Panthéa Kian à Algeriepatriotique : «L’Occident qui craint Daech c’est le pyromane qui crie au feu !» (II)

Algeriepatriotique : Vous vous dressez contre la politique colonialiste et expansionniste d’Israël. Comment exprimez-vous cette opposition au régime raciste de Tel-Aviv ?

Algeriepatriotique : Vous vous dressez contre la politique colonialiste et expansionniste d’Israël. Comment exprimez-vous cette opposition au régime raciste de Tel-Aviv ?
Panthéa Kian :
Nous soutenons les luttes des Palestiniens pour la libération de leurs territoires occupés et pour recouvrer leurs droits humains d’hommes et de femmes libres de la domination coloniale. Nous défendons la création d’un Etat palestinien souverain et indépendant, mais force est de constater que la continuité territoriale nécessaire à la création de cet Etat est morcelée par l’expansion sans cesse des colonies juives. Dans la troisième et dernière partie de mon article qui sera publié prochainement, je défends l’idée que considérant les réalités du terrain, seul un Etat laïque, démocratique et social, issu des deux peuples pourra restituer durablement les droits des Palestiniens sur l’ensemble de la Palestine et garantir l’égalité des droits de tous les citoyens indépendamment de leurs origines et leurs religions.
Notre modeste contribution au mouvement de libération de la Palestine passe par la dénonciation des politiques pro-israéliennes du gouvernement de Hollande et de l’Union européenne, mais aussi par un travail d’écriture et d’analyse, par le soutien aux sanctions contre l’Israël, participation à la campagne de BDS (Boycott, Désinvestissement et Sanction), par l’investissement de nos membres dans les comités locaux d’AFPS (Association France Palestine Solidarité) et d’autres organisations qui luttent pour la fin de la colonisation et pour une paix juste et durable entre les deux peuples. Notre site internet qui est l’outil principal de nos communications est visité par 4 000 à 10 000 de nos citoyens quotidiennement et notre liste de diffusion hebdomadaire de nos analyses dénombre près de 90 000 abonnés.

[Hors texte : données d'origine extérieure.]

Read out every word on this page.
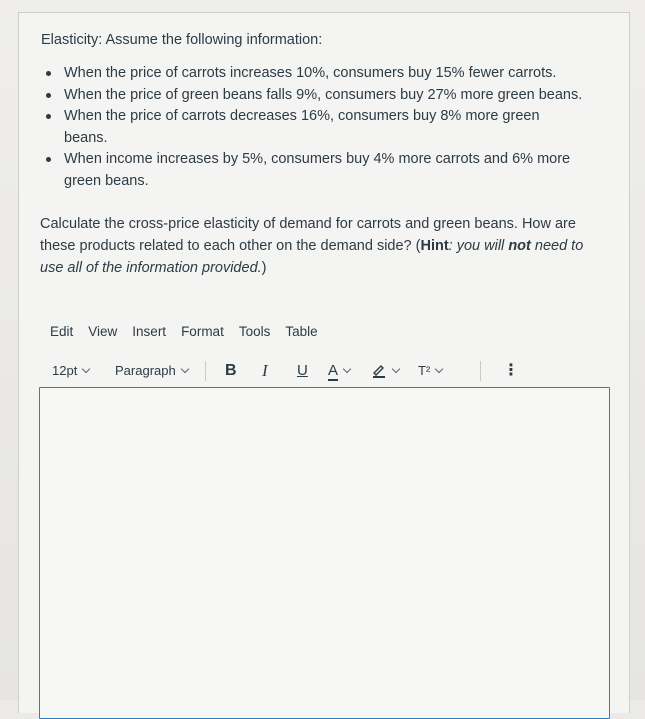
Elasticity: Assume the following information:

When the price of carrots increases 10%, consumers buy 15% fewer carrots.
When the price of green beans falls 9%, consumers buy 27% more green beans.
When the price of carrots decreases 16%, consumers buy 8% more green beans.
When income increases by 5%, consumers buy 4% more carrots and 6% more green beans.

Calculate the cross-price elasticity of demand for carrots and green beans. How are these products related to each other on the demand side? (Hint: you will not need to use all of the information provided.)

Edit View Insert Format Tools Table
12pt	Paragraph	B I U A	T²	⋮
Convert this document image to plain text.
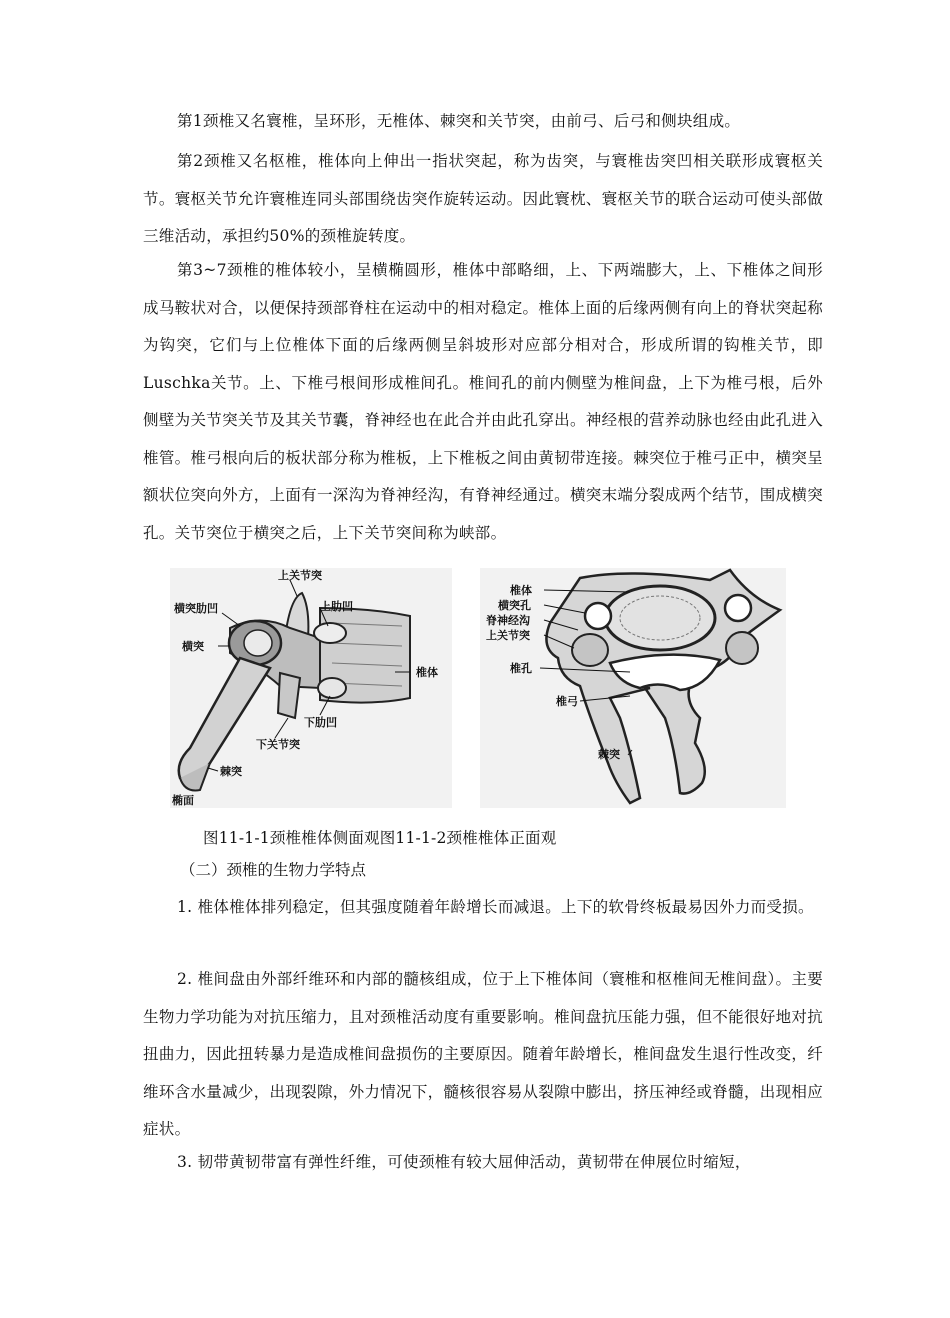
第1颈椎又名寰椎，呈环形，无椎体、棘突和关节突，由前弓、后弓和侧块组成。

第2颈椎又名枢椎，椎体向上伸出一指状突起，称为齿突，与寰椎齿突凹相关联形成寰枢关节。寰枢关节允许寰椎连同头部围绕齿突作旋转运动。因此寰枕、寰枢关节的联合运动可使头部做三维活动，承担约50%的颈椎旋转度。

第3~7颈椎的椎体较小，呈横椭圆形，椎体中部略细，上、下两端膨大，上、下椎体之间形成马鞍状对合，以便保持颈部脊柱在运动中的相对稳定。椎体上面的后缘两侧有向上的脊状突起称为钩突，它们与上位椎体下面的后缘两侧呈斜坡形对应部分相对合，形成所谓的钩椎关节，即Luschka关节。上、下椎弓根间形成椎间孔。椎间孔的前内侧壁为椎间盘，上下为椎弓根，后外侧壁为关节突关节及其关节囊，脊神经也在此合并由此孔穿出。神经根的营养动脉也经由此孔进入椎管。椎弓根向后的板状部分称为椎板，上下椎板之间由黄韧带连接。棘突位于椎弓正中，横突呈额状位突向外方，上面有一深沟为脊神经沟，有脊神经通过。横突末端分裂成两个结节，围成横突孔。关节突位于横突之后，上下关节突间称为峡部。

上关节突
横突肋凹	上肋凹
横突
椎体
下肋凹
下关节突
棘突
椭面
椎体
横突孔
脊神经沟
上关节突
椎孔
椎弓
棘突
图11-1-1颈椎椎体侧面观图11-1-2颈椎椎体正面观
（二）颈椎的生物力学特点

1. 椎体椎体排列稳定，但其强度随着年龄增长而减退。上下的软骨终板最易因外力而受损。

2. 椎间盘由外部纤维环和内部的髓核组成，位于上下椎体间（寰椎和枢椎间无椎间盘）。主要生物力学功能为对抗压缩力，且对颈椎活动度有重要影响。椎间盘抗压能力强，但不能很好地对抗扭曲力，因此扭转暴力是造成椎间盘损伤的主要原因。随着年龄增长，椎间盘发生退行性改变，纤维环含水量减少，出现裂隙，外力情况下，髓核很容易从裂隙中膨出，挤压神经或脊髓，出现相应症状。

3. 韧带黄韧带富有弹性纤维，可使颈椎有较大屈伸活动，黄韧带在伸展位时缩短，
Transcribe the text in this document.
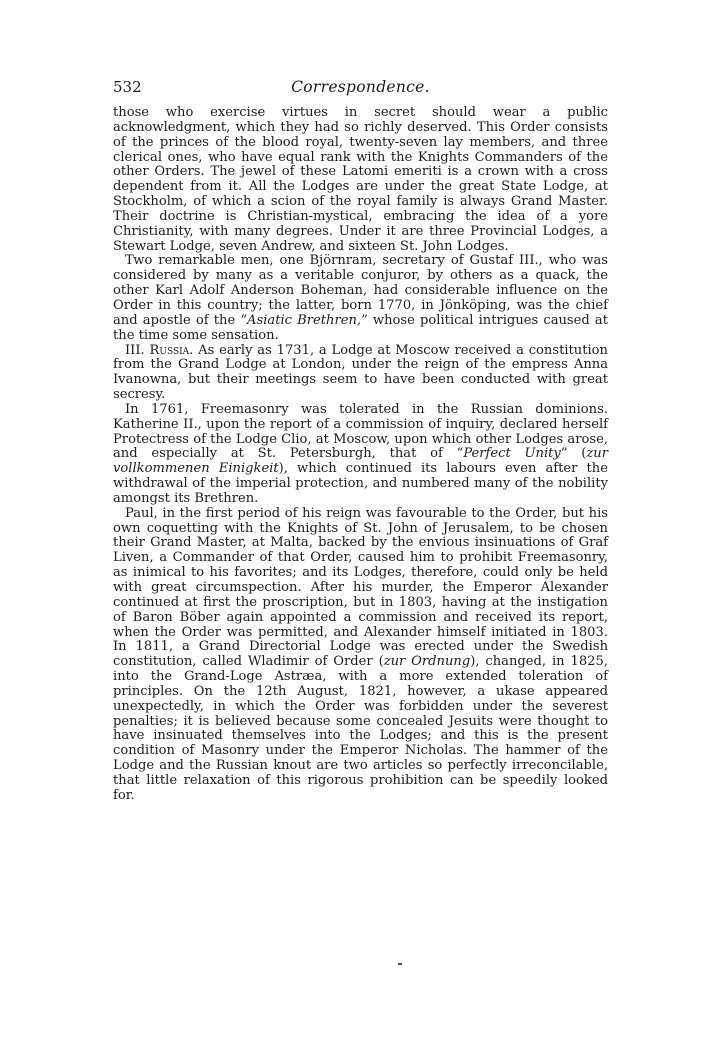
532	Correspondence.

those who exercise virtues in secret should wear a public acknowledgment, which they had so richly deserved. This Order consists of the princes of the blood royal, twenty-seven lay members, and three clerical ones, who have equal rank with the Knights Commanders of the other Orders. The jewel of these Latomi emeriti is a crown with a cross dependent from it. All the Lodges are under the great State Lodge, at Stockholm, of which a scion of the royal family is always Grand Master. Their doctrine is Christian-mystical, embracing the idea of a yore Christianity, with many degrees. Under it are three Provincial Lodges, a Stewart Lodge, seven Andrew, and sixteen St. John Lodges.

Two remarkable men, one Björnram, secretary of Gustaf III., who was considered by many as a veritable conjuror, by others as a quack, the other Karl Adolf Anderson Boheman, had considerable influence on the Order in this country; the latter, born 1770, in Jönköping, was the chief and apostle of the “Asiatic Brethren,” whose political intrigues caused at the time some sensation.

III. Russia. As early as 1731, a Lodge at Moscow received a constitution from the Grand Lodge at London, under the reign of the empress Anna Ivanowna, but their meetings seem to have been conducted with great secresy.

In 1761, Freemasonry was tolerated in the Russian dominions. Katherine II., upon the report of a commission of inquiry, declared herself Protectress of the Lodge Clio, at Moscow, upon which other Lodges arose, and especially at St. Petersburgh, that of “Perfect Unity” (zur vollkommenen Einigkeit), which continued its labours even after the withdrawal of the imperial protection, and numbered many of the nobility amongst its Brethren.

Paul, in the first period of his reign was favourable to the Order, but his own coquetting with the Knights of St. John of Jerusalem, to be chosen their Grand Master, at Malta, backed by the envious insinuations of Graf Liven, a Commander of that Order, caused him to prohibit Freemasonry, as inimical to his favorites; and its Lodges, therefore, could only be held with great circumspection. After his murder, the Emperor Alexander continued at first the proscription, but in 1803, having at the instigation of Baron Böber again appointed a commission and received its report, when the Order was permitted, and Alexander himself initiated in 1803. In 1811, a Grand Directorial Lodge was erected under the Swedish constitution, called Wladimir of Order (zur Ordnung), changed, in 1825, into the Grand-Loge Astræa, with a more extended toleration of principles. On the 12th August, 1821, however, a ukase appeared unexpectedly, in which the Order was forbidden under the severest penalties; it is believed because some concealed Jesuits were thought to have insinuated themselves into the Lodges; and this is the present condition of Masonry under the Emperor Nicholas. The hammer of the Lodge and the Russian knout are two articles so perfectly irreconcilable, that little relaxation of this rigorous prohibition can be speedily looked for.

Un enfant palestinien a été brûlé vif à Gaza. Comment avez-vous réagi à cet acte barbare ?
Ce type d’actes criminels commis par des colons extrémistes ne sont malheureusement pas des actes isolés ni récents. Dynamiter les maisons et brûler les champs des Palestiniens était méthodiquement pratiqué par les groupes sionistes armés chargés d’expulser les autochtones et s’emparer de leurs terres depuis 1948, en préparation à la création de l’Etat d’Israël l’année suivante. Si ce dernier double crime du meurtre et de l’incendie d’une maison a enfin trouvé l’écho qu’il mérite dans les médias internationaux, c’est par le caractère sensationnel de cette tragédie où un bébé a été brûlé par les colons criminels. C’est cette couverture médiatique qui a obligé la condamnation de ces auteurs par Netanyahou, le grand boucher des enfants de Gaza il y a tout juste un an. Nous savons que ces terroristes agissent depuis bien trop longtemps dans l’impunité totale et avec la complicité des autorités militaires, politiques et juridiques, contre les vies et les biens des Palestiniens des territoires occupés.

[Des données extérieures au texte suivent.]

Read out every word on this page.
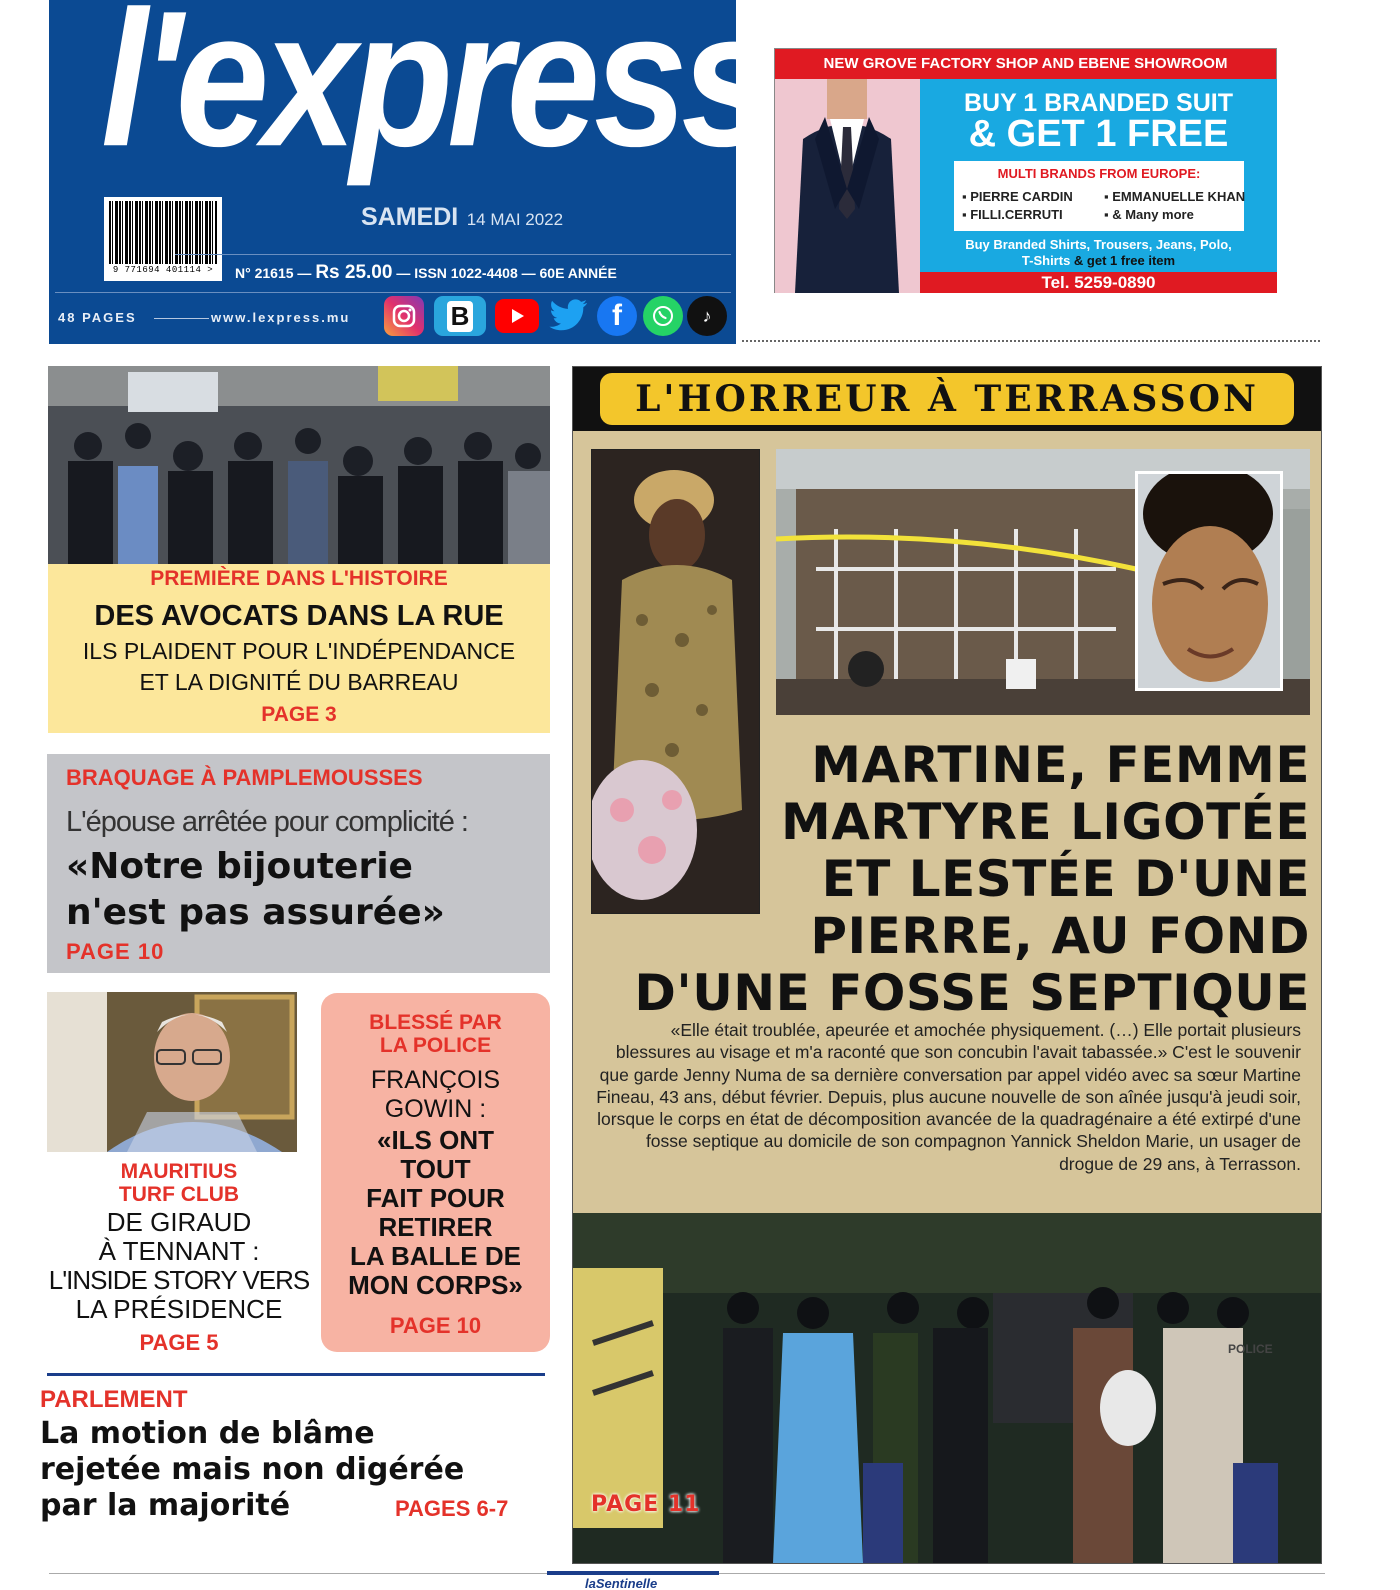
l'express
9 771694 401114 >
SAMEDI 14 MAI 2022
N° 21615 — Rs 25.00 — ISSN 1022-4408 — 60E ANNÉE
48 PAGES	www.lexpress.mu	B	f	♪
NEW GROVE FACTORY SHOP AND EBENE SHOWROOM
BUY 1 BRANDED SUIT
& GET 1 FREE
MULTI BRANDS FROM EUROPE:
▪ PIERRE CARDIN ▪ EMMANUELLE KHAN
▪ FILLI.CERRUTI	▪ & Many more
Buy Branded Shirts, Trousers, Jeans, Polo,
T-Shirts & get 1 free item
Tel. 5259-0890
PREMIÈRE DANS L'HISTOIRE
DES AVOCATS DANS LA RUE
ILS PLAIDENT POUR L'INDÉPENDANCE
ET LA DIGNITÉ DU BARREAU
PAGE 3
BRAQUAGE À PAMPLEMOUSSES
L'épouse arrêtée pour complicité :
«Notre bijouterie
n'est pas assurée»
PAGE 10
MAURITIUS
TURF CLUB
DE GIRAUD
À TENNANT :
L'INSIDE STORY VERS
LA PRÉSIDENCE
PAGE 5
BLESSÉ PAR
LA POLICE
FRANÇOIS
GOWIN :
«ILS ONT
TOUT
FAIT POUR
RETIRER
LA BALLE DE
MON CORPS»
PAGE 10
PARLEMENT
La motion de blâme
rejetée mais non digérée
par la majorité	PAGES 6-7
L'HORREUR À TERRASSON
MARTINE, FEMME
MARTYRE LIGOTÉE
ET LESTÉE D'UNE
PIERRE, AU FOND
D'UNE FOSSE SEPTIQUE
«Elle était troublée, apeurée et amochée physiquement. (…) Elle portait plusieurs blessures au visage et m'a raconté que son concubin l'avait tabassée.» C'est le souvenir que garde Jenny Numa de sa dernière conversation par appel vidéo avec sa sœur Martine Fineau, 43 ans, début février. Depuis, plus aucune nouvelle de son aînée jusqu'à jeudi soir, lorsque le corps en état de décomposition avancée de la quadragénaire a été extirpé d'une fosse septique au domicile de son compagnon Yannick Sheldon Marie, un usager de drogue de 29 ans, à Terrasson.
POLICE
PAGE 11
laSentinelle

L’Occident craint un monstre appelé Etat Islamique ou Daech. Comment percevez-vous ce «phénomène» au sein de votre parti ?

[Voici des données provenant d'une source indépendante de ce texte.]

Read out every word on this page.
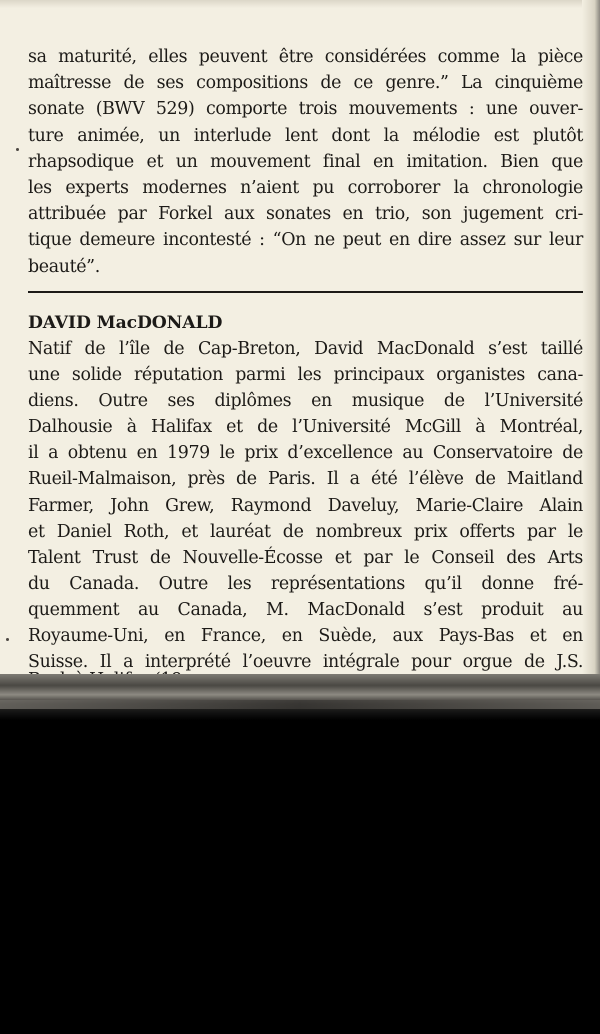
sa maturité, elles peuvent être considérées comme la pièce
maîtresse de ses compositions de ce genre.” La cinquième
sonate (BWV 529) comporte trois mouvements : une ouver-
ture animée, un interlude lent dont la mélodie est plutôt
rhapsodique et un mouvement final en imitation. Bien que
les experts modernes n’aient pu corroborer la chronologie
attribuée par Forkel aux sonates en trio, son jugement cri-
tique demeure incontesté : “On ne peut en dire assez sur leur
beauté”.
DAVID MacDONALD
Natif de l’île de Cap-Breton, David MacDonald s’est taillé
une solide réputation parmi les principaux organistes cana-
diens. Outre ses diplômes en musique de l’Université
Dalhousie à Halifax et de l’Université McGill à Montréal,
il a obtenu en 1979 le prix d’excellence au Conservatoire de
Rueil-Malmaison, près de Paris. Il a été l’élève de Maitland
Farmer, John Grew, Raymond Daveluy, Marie-Claire Alain
et Daniel Roth, et lauréat de nombreux prix offerts par le
Talent Trust de Nouvelle-Écosse et par le Conseil des Arts
du Canada. Outre les représentations qu’il donne fré-
quemment au Canada, M. MacDonald s’est produit au
Royaume-Uni, en France, en Suède, aux Pays-Bas et en
Suisse. Il a interprété l’oeuvre intégrale pour orgue de J.S.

L’Occident qui craint Daech c’est le pyromane qui crie au feu ! Tout le monde sait que ce monstre est sorti du ventre d’Al-Qaïda, lui-même enfanté par les taliban qui sont une création de la CIA (l’opération Cyclone) et ses alliés saoudiens et pakistanais, dans le but de combattre l’Union soviétique en Afghanistan. Le général Wesley Clark, ancien général des Forces armées des Etats-Unis, a reconnu ce fait lors d’une interview avec la chaîne CNN dans ces termes : «L’Etat islamique a été créée grâce au financement de nos amis et de nos alliés… dans le but de combattre le Hezbollah.» C’est pour cela que Daech ne combat pas l’Occident, sauf quand c’est les forces alliées qui les attaquent, ni son protégé Israël. Même Madame Clinton l’a avoué dans ses mémoires Hard Choices. Ces groupes ultra-fanatiques et violents sont financés et armés par les puissances sunnites de la région qui les utilisent pour servir leurs objectifs politiques de contrer l’influence du shiisme, le triangle : Iran, Syrie, Hezbollah libanais. Les conquêtes de l’Etat islamique en Syrie et en Irak arrangent grandement les intérêts israéliens et les dirigeants de ce pays ne cachent pas que pour eux la menace à la sécurité d’Israël ne provient pas de Daech, mais d’Iran suivi de la Syrie et du Hezbollah.
Comment interprétez-vous l’évolution de la situation dans le monde arabe ? De votre point de vue, le «printemps arabe» est-il le seul fait des peuples arabes en mal de liberté ou est-ce une action programmée ailleurs ? On parle beaucoup du projet du Grand Moyen-Orient…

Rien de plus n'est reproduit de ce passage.